GR spacetime geometry does not quantize. It is defective. Falsifications are geometric, not composition or field, re Euclid and cartography. Equivalence Principle (EP) vacuum symmetries are not exact for hadrons.

Spacetime trace chiral anisotropy (a left foot) sources Standard Model "corrections." Opposite shoes embed with different energies, vacuum free falling along non-identical minimum action trajectories (EP violation). Conserved angular momentum leaks Milgrom acceleration, ending dark matter. A geometric Eötvös experiment opposes single crystal alpha-quartz test masses, right-handed P3(1)21 versus left-handed P3(2)21. 40 gram total loading opposes 6.68×10^22 each crystallographic unit cell right shoes and left shoes. DOI:10.1088/0264-9381/29/18/184002, arXiv:1207.2442

Physical reality is observed not declared.

nemo said...

If I could express a wish for 2015, I'd ask for dark matter mystery solved

Arun said...

Highly energetic cosmic rays are trace by-products of advanced propulsion systems :)

L. Edgar Otto said...

Clearly, Uncle AI, the dancing anew of the universe trips over the back reaction of its two left feet.
There are at least three generations where we debate what space is quantized.

Plato Hagel said...

Cosmic Particles: Overview of Opportunities (pdf)

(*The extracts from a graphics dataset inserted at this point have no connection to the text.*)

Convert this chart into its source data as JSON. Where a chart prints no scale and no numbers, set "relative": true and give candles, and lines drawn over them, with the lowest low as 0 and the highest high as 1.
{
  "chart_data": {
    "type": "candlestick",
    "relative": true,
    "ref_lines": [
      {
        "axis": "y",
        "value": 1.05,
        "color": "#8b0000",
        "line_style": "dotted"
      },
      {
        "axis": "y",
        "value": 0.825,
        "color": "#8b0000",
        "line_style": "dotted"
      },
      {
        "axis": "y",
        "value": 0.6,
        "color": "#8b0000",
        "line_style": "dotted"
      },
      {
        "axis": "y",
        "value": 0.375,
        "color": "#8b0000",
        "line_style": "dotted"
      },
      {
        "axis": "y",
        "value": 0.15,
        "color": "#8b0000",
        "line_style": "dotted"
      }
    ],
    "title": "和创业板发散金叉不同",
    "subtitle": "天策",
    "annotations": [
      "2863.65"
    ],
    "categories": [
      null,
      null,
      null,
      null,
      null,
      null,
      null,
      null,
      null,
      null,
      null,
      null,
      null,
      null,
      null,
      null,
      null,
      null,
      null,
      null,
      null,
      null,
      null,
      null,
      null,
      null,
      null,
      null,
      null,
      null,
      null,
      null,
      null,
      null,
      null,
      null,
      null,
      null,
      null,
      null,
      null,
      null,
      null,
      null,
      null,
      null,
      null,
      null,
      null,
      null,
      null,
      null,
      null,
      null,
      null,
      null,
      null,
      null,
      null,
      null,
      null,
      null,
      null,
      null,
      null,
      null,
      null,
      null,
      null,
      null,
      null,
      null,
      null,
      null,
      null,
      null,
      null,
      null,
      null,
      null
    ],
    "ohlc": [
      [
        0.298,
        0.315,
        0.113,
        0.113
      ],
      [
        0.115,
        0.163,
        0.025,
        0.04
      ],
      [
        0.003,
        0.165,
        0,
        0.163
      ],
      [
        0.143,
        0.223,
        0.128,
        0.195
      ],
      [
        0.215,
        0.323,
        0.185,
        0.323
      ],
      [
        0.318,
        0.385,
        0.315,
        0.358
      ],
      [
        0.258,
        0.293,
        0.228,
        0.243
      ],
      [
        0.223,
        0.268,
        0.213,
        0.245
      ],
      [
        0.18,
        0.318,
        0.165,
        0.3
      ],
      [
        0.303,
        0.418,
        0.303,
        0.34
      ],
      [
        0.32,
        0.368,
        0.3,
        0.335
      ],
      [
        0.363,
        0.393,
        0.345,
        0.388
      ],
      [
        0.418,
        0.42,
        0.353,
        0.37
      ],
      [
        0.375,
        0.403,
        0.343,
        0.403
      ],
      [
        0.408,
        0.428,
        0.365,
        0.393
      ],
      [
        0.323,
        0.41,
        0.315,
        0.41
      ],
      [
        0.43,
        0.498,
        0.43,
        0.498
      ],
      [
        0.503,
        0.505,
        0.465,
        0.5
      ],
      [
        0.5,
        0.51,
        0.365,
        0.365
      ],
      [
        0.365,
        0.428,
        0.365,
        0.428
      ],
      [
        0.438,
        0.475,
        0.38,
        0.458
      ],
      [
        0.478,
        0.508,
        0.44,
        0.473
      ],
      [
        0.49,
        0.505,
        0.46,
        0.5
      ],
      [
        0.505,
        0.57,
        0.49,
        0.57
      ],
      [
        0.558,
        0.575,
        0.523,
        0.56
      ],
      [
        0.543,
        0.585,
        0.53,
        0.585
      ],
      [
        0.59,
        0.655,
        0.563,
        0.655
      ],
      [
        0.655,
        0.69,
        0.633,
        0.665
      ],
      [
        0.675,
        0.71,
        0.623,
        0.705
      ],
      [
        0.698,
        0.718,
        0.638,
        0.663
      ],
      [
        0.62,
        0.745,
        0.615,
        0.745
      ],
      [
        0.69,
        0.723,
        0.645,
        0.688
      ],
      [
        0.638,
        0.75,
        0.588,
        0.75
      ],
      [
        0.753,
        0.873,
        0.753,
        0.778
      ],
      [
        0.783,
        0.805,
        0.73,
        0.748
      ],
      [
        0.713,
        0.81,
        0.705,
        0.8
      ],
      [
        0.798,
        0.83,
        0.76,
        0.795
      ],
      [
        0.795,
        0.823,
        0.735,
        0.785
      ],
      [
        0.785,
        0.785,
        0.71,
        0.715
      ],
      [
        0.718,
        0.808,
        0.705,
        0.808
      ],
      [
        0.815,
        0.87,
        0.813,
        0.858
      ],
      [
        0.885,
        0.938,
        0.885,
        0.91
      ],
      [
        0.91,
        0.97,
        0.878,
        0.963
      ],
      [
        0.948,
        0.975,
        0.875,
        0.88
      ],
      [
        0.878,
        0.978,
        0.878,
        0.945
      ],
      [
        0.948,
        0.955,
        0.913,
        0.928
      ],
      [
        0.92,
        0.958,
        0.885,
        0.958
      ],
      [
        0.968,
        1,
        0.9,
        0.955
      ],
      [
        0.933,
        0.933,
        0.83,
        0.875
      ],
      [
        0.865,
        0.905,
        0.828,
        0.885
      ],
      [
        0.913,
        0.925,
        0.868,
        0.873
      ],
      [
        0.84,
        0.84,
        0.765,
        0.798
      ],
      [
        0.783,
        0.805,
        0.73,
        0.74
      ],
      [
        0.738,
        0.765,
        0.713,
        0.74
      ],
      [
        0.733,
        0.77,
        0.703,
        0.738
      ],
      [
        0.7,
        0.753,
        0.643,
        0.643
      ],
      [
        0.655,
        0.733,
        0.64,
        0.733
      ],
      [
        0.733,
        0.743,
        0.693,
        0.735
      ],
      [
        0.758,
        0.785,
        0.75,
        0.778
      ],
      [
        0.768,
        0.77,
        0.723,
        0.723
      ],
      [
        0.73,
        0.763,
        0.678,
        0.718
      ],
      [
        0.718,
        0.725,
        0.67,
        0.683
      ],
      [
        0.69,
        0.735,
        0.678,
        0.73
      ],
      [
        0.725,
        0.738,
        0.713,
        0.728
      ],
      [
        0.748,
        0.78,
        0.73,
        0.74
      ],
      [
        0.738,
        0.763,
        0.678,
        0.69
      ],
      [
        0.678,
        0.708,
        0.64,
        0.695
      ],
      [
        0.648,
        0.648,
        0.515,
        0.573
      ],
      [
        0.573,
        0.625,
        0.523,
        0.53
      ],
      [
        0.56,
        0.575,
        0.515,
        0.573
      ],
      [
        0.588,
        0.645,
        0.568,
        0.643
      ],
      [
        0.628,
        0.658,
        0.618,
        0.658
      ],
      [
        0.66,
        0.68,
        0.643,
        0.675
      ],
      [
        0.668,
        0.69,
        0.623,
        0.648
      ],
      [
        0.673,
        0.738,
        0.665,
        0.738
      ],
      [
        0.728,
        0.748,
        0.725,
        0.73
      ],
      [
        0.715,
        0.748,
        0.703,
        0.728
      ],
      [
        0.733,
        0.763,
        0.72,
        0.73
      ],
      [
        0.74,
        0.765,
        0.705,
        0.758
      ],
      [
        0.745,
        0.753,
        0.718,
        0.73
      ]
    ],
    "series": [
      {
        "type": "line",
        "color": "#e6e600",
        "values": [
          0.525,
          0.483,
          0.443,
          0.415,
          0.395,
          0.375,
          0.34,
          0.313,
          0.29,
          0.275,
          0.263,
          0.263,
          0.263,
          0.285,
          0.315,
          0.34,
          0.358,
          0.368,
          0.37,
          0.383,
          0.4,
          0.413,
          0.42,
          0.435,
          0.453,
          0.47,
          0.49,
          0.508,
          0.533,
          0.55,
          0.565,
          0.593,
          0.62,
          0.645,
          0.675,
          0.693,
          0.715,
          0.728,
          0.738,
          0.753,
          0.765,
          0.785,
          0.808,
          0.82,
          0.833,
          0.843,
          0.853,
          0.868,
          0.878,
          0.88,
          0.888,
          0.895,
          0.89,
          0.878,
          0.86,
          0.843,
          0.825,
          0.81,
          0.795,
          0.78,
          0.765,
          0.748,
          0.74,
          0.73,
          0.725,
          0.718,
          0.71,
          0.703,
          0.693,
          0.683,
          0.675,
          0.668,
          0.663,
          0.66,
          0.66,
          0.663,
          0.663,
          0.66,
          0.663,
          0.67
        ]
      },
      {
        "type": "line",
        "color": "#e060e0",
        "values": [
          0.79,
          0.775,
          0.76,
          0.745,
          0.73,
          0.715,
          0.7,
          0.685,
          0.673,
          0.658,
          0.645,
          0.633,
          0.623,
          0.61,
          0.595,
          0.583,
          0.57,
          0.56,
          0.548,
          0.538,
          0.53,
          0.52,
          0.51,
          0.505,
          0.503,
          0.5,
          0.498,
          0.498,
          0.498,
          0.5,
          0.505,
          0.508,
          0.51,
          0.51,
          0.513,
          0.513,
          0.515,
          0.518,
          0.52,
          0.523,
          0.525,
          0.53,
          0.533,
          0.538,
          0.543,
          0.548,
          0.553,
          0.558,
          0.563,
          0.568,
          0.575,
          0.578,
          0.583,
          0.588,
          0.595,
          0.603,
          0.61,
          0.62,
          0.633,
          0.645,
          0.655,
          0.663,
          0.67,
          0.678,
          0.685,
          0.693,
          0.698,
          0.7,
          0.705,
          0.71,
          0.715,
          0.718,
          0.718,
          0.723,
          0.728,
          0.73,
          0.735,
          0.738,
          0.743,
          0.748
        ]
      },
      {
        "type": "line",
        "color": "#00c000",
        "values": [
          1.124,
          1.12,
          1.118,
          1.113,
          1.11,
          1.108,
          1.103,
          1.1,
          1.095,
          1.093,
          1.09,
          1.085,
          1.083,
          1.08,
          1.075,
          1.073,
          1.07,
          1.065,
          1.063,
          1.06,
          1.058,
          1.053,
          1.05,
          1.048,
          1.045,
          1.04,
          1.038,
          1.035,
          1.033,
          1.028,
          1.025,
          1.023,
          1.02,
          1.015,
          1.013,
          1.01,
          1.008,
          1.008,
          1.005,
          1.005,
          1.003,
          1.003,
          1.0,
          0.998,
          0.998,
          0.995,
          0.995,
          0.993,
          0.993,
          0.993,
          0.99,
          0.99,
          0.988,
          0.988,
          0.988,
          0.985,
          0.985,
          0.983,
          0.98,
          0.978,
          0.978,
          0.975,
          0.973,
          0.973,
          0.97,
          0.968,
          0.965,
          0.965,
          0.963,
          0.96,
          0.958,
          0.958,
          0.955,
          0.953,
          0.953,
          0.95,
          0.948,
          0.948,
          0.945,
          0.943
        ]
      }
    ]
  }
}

Sabine Hossenfelder said...

Arun: I really like that interpretation!

Theophanes Raptis said...

Arun is a fine guy!

http://wiki.scratch.mit.edu/wiki/Scratch_Wiki_Home

Zephir said...

In AWT the photons are more massive, the more energetic they are and heavy photons should also interact gravitationally, which would prohibit the scattering of gamma ray bursts. So that before few years I speculated about option, that the gamma rays may result from random condensation of gamma ray photons accidentally flying into same direction. Such a condensation would be limited with GZK limit, so that these "random" gamma ray bursts shouldn't be very distant ones.

David Brown said...

Have there been any attempts at numerical simulation of inverse Compton scattering from relativistic jets?